Plaintiffs allege that management made material misstatements or omissions concerning the company's revenue outlook during the class period, specifically pointing to the September 2025 Investor Day disclosures and the commentary surrounding them. The Schall Law Firm's notices frame the February guidance reset as the moment those alleged misstatements became apparent to the market.

For employees, the litigation itself is largely procedural at this stage, the kind of plaintiff-firm outreach that follows nearly any sharp repricing in public tech. But the downstream effects on day-to-day work are concrete. A significant share of compensation at Monday.com is delivered through RSUs, and a stock sitting near $74 represents a materially different retention and recruiting environment than one priced against $170-plus analyst targets. Senior individual contributors and engineering leaders weighing competing offers will do that math.
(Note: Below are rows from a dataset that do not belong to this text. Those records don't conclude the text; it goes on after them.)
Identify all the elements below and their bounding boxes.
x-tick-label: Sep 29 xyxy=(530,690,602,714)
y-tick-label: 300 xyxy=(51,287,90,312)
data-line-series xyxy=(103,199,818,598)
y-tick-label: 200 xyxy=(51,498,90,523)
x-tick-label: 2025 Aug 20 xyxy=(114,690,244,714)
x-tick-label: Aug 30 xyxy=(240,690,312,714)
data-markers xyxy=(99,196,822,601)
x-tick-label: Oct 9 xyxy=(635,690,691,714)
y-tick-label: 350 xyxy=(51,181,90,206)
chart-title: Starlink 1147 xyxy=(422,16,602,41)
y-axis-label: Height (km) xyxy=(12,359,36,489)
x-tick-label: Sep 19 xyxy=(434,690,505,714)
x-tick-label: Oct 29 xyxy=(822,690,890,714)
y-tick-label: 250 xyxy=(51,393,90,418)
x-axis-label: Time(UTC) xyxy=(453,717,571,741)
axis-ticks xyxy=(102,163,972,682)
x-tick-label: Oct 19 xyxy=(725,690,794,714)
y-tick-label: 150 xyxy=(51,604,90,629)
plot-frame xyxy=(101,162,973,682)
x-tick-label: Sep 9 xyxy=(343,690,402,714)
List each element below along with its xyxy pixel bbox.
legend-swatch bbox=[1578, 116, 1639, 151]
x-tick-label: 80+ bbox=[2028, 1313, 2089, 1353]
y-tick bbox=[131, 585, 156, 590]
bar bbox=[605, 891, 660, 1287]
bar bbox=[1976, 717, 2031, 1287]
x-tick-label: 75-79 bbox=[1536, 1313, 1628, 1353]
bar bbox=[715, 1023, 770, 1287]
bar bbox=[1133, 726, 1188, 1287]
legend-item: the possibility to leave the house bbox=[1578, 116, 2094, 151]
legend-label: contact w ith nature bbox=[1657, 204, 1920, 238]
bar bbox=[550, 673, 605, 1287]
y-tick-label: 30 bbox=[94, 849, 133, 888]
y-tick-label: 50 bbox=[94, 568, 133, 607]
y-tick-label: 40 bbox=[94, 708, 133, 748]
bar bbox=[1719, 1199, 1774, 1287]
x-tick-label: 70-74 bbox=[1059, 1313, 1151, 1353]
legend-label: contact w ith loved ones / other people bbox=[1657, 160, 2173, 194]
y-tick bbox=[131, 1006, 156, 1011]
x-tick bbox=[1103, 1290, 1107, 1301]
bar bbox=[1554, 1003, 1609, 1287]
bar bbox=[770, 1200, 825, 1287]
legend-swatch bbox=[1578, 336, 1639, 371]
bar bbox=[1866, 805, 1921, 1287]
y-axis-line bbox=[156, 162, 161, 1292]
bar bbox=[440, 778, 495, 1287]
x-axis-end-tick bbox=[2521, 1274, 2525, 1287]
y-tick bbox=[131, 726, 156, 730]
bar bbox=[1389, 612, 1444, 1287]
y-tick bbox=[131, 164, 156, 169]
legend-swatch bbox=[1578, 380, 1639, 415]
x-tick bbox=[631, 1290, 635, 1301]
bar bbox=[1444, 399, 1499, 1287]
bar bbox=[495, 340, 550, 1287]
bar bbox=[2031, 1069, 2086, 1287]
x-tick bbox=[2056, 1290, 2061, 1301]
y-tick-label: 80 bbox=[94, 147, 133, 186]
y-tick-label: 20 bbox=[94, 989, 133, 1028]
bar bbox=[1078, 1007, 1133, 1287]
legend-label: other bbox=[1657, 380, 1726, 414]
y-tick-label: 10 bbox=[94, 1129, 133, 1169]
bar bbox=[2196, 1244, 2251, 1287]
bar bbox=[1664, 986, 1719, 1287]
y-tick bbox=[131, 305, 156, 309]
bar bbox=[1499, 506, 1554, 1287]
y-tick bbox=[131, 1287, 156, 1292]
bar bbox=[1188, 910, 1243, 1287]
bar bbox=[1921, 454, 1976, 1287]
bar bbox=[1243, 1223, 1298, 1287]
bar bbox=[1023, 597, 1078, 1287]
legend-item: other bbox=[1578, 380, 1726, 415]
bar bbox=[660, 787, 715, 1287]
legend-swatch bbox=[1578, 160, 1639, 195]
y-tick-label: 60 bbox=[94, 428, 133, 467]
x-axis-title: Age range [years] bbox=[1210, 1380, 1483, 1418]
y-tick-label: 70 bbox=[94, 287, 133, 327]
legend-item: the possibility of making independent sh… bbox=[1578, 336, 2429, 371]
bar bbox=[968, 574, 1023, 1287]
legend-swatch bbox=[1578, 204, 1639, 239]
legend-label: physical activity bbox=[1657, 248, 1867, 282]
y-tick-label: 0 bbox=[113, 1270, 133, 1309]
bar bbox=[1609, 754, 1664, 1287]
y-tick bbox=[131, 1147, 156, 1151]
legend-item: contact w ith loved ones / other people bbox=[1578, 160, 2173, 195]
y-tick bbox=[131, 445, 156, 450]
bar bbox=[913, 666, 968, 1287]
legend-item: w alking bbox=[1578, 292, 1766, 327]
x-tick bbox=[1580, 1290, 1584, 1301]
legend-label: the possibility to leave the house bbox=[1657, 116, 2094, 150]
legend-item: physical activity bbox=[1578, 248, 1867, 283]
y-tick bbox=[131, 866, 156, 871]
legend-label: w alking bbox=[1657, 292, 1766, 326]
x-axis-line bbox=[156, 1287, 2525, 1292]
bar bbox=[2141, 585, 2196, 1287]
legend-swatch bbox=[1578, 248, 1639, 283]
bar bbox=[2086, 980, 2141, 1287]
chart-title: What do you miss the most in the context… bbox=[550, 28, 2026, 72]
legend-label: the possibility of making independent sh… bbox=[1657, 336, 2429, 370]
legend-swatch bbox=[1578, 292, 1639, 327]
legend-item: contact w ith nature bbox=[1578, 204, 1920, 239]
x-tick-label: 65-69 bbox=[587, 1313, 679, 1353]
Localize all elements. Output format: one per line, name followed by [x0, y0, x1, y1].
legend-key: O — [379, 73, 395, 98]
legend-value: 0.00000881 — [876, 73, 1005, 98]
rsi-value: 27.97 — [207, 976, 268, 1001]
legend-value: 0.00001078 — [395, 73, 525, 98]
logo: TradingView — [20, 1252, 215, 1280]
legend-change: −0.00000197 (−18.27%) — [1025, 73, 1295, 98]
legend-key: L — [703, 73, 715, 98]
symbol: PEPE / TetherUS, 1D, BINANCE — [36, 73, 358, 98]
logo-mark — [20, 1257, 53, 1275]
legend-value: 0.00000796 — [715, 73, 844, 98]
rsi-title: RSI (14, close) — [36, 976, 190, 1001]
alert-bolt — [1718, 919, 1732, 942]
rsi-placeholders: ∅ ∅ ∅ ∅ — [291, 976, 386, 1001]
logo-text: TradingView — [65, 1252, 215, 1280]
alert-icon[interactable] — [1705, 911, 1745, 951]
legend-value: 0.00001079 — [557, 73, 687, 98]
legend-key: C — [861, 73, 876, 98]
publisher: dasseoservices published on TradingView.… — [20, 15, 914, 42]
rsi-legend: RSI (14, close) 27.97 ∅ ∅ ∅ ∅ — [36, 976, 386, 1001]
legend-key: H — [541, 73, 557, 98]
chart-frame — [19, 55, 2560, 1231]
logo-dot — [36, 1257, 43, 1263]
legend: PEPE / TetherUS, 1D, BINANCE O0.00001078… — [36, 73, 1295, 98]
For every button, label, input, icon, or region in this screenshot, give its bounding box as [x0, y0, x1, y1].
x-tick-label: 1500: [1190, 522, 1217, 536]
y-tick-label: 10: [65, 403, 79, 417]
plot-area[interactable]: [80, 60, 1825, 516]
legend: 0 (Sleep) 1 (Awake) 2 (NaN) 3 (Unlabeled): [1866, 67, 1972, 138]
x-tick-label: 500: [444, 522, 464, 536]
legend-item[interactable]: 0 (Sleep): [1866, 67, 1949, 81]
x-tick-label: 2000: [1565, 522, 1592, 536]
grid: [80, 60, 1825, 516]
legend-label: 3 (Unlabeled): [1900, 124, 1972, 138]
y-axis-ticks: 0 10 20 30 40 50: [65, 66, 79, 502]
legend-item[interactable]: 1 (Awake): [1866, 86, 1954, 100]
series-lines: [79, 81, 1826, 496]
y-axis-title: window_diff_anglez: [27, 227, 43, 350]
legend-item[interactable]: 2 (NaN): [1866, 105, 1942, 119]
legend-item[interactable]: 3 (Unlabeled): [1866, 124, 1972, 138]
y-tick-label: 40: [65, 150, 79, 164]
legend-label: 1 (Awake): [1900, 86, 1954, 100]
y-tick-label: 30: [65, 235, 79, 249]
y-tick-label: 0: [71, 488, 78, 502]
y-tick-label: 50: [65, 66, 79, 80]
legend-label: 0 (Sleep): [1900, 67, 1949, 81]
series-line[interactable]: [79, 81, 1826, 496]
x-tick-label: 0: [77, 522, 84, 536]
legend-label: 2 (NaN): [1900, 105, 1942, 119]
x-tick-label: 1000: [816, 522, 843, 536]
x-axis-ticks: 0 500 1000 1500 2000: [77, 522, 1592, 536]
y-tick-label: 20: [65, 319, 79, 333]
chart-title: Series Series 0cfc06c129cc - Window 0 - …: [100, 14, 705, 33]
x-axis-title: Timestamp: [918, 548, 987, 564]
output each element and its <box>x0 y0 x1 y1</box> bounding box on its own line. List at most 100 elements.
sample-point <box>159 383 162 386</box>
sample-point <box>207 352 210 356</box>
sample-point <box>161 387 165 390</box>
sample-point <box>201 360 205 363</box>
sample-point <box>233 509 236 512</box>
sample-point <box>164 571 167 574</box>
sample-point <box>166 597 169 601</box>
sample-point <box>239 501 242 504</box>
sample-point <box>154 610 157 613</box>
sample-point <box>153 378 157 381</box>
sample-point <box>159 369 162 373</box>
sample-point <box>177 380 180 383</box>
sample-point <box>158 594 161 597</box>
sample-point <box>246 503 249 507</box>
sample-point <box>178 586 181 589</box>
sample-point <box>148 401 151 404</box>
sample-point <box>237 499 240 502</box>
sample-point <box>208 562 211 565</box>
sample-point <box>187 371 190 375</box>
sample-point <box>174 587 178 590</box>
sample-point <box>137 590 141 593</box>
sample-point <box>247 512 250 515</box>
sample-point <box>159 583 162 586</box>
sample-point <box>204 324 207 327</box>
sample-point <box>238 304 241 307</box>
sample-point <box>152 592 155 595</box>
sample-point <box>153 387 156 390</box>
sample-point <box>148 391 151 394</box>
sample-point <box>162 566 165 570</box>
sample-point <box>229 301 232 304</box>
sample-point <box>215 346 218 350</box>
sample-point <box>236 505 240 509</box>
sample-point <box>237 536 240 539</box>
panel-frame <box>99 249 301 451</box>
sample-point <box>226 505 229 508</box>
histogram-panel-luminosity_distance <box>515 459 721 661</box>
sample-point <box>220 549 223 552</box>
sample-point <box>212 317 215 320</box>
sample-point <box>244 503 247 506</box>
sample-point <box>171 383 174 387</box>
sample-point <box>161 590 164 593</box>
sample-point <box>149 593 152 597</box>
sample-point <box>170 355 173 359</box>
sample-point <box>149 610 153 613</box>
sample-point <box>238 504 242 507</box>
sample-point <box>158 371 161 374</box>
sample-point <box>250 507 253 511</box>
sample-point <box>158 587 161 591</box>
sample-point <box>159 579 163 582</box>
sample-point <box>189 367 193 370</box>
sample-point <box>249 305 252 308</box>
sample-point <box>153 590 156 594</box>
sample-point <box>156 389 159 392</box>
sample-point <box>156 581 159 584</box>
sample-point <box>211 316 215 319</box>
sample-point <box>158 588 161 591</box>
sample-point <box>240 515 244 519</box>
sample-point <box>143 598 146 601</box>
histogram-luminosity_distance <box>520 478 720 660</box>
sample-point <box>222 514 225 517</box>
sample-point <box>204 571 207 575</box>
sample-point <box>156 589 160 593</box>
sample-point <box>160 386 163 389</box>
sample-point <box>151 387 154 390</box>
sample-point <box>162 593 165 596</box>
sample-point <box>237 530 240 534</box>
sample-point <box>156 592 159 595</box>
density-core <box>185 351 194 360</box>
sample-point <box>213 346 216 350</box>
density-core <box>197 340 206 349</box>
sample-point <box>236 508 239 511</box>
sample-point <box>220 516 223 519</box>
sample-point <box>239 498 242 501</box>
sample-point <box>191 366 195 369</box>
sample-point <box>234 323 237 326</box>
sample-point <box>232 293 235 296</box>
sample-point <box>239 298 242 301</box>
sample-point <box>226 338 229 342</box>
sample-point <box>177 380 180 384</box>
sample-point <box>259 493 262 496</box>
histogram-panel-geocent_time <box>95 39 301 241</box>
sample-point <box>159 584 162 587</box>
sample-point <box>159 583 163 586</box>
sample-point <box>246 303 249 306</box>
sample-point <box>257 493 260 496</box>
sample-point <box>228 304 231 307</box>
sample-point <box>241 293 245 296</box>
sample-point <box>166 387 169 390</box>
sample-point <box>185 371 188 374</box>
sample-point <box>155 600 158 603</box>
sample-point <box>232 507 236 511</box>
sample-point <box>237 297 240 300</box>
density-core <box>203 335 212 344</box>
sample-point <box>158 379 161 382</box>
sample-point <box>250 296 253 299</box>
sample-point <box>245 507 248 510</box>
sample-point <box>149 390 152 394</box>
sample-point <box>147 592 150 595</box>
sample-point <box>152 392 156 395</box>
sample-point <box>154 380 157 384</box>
Internal communications patterns tend to shift during periods of investor scrutiny. Town halls, executive Q&As, and investor relations preparation pull leadership bandwidth away from product planning. For engineering and product organizations, heightened scrutiny often accelerates a reorientation toward near-term ARR-driving features that can be clearly articulated in investor materials, at the expense of longer-horizon R&D work. Monday.com's current AI and enterprise push means that tension is already present without litigation adding to it.

Employees with significant MNDY exposure and questions about their equity plans, vesting schedules, or tax strategies should consult a financial advisor rather than corporate legal, which cannot provide personalized financial guidance. The May 11 lead-plaintiff deadline is relevant to investors, not to employees managing their equity positions, and vesting schedules remain governed by plan documents regardless of any pending litigation. The more immediate priority is clarity from within: proactive communication from people and compensation teams about how litigation interacts with existing equity plans tends to contain the rumor cycle before it starts.